In our study, expression of p53 was weak or not detected in dental follicles, which is in agreement with the results of Matsumoto et al.24 We found statistically significant difference in p53 expression between dental follicle and inflamed dentigerous cyst. However, the difference in p53 expression between non-inflamed dentigerous cyst and dental follicle was not statistically significant. Different studies have shown increased expression of proliferation markers and antiapoptotic proteins in inflamed dentigerous cyst.7,8 We suggest that the increased p53 expression resulting from the presence of inflammation leads to development of dentigerous cyst and after the resolution of inflammation p53 expression decrees and the cyst grows as a result of increased osmotic pressure within its lumen, which reflects the non-aggressive clinical behavior of dentigerous cyst. Higher p53 expression in both inflamed and non-inflamed types of OKC compared to dentigerous cyst emphasizes the neoplastic nature of OKC. We found that inflammation leads to a significant overexpression of p53 in OKC, while in dentigerous cyst there was no statistically significant difference in p53 expression between inflamed and non-inflamed types, which might be attributed to the loss of p53 regulatory mechanisms in OKC.

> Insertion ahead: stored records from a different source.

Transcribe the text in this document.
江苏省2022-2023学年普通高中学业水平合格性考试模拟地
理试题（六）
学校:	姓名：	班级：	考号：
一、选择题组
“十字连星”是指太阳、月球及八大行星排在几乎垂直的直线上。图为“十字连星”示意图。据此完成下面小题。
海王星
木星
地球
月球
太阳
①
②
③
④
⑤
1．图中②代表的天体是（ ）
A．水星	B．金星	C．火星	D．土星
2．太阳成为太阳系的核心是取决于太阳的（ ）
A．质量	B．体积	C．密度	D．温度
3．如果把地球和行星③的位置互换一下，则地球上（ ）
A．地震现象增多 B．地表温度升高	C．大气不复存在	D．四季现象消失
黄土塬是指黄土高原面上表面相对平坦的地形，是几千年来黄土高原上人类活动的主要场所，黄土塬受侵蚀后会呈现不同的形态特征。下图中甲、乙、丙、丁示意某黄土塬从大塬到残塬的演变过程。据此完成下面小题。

Several studies over the last decade have highlighted a potential paracrine role for p53 tumor suppressor. p53 activation within a cell affects not only that cell but also its surroundings, by modulating the expression of genes that encode for secreted factors.11

The possibility that the primary defect in an OKC might be in the mesenchymal capsule rather than in the epithelial cells themselves was mooted by Browne and other researchers have referred to the ectomesenchyme influence in recurrences and growth of OKC.41

We investigated p53 protein expression in the connective tissue wall of cysts to study the role of p53 expression in mesenchymal cells in the growth of OKC and dentigerous cyst and found no p53 expression in the connective tissue, except for the inflammatory cells infiltrate in the inflamed cysts. These findings suggest that if mesenchymal cells have an active role in the growth of OKC, this effect is not mediated by p53-altered expression.

Conclusion

Expression of p53 is greater in OKC than in dentigerous cyst, which may indicate some changes in the cell cycle. Inflammation significantly increases p53 expression in OKC but does not have such effect on the dentigerous cyst. This may be attributed to the potential of the OKCs epithelium to increase cell cycle alterations when accompanied by inflammation.

Disclosure

The authors declared no conflicts of interest. No funding was received for this study.

Acknowledgments

The authors would like to express their gratitude to the Department of General Pathology of Masih Daneshvari Hospital especially Mrs. Mahboobeh Mesgarha and Mr. Abdollah Mahinpour for their technical and statistical assistance.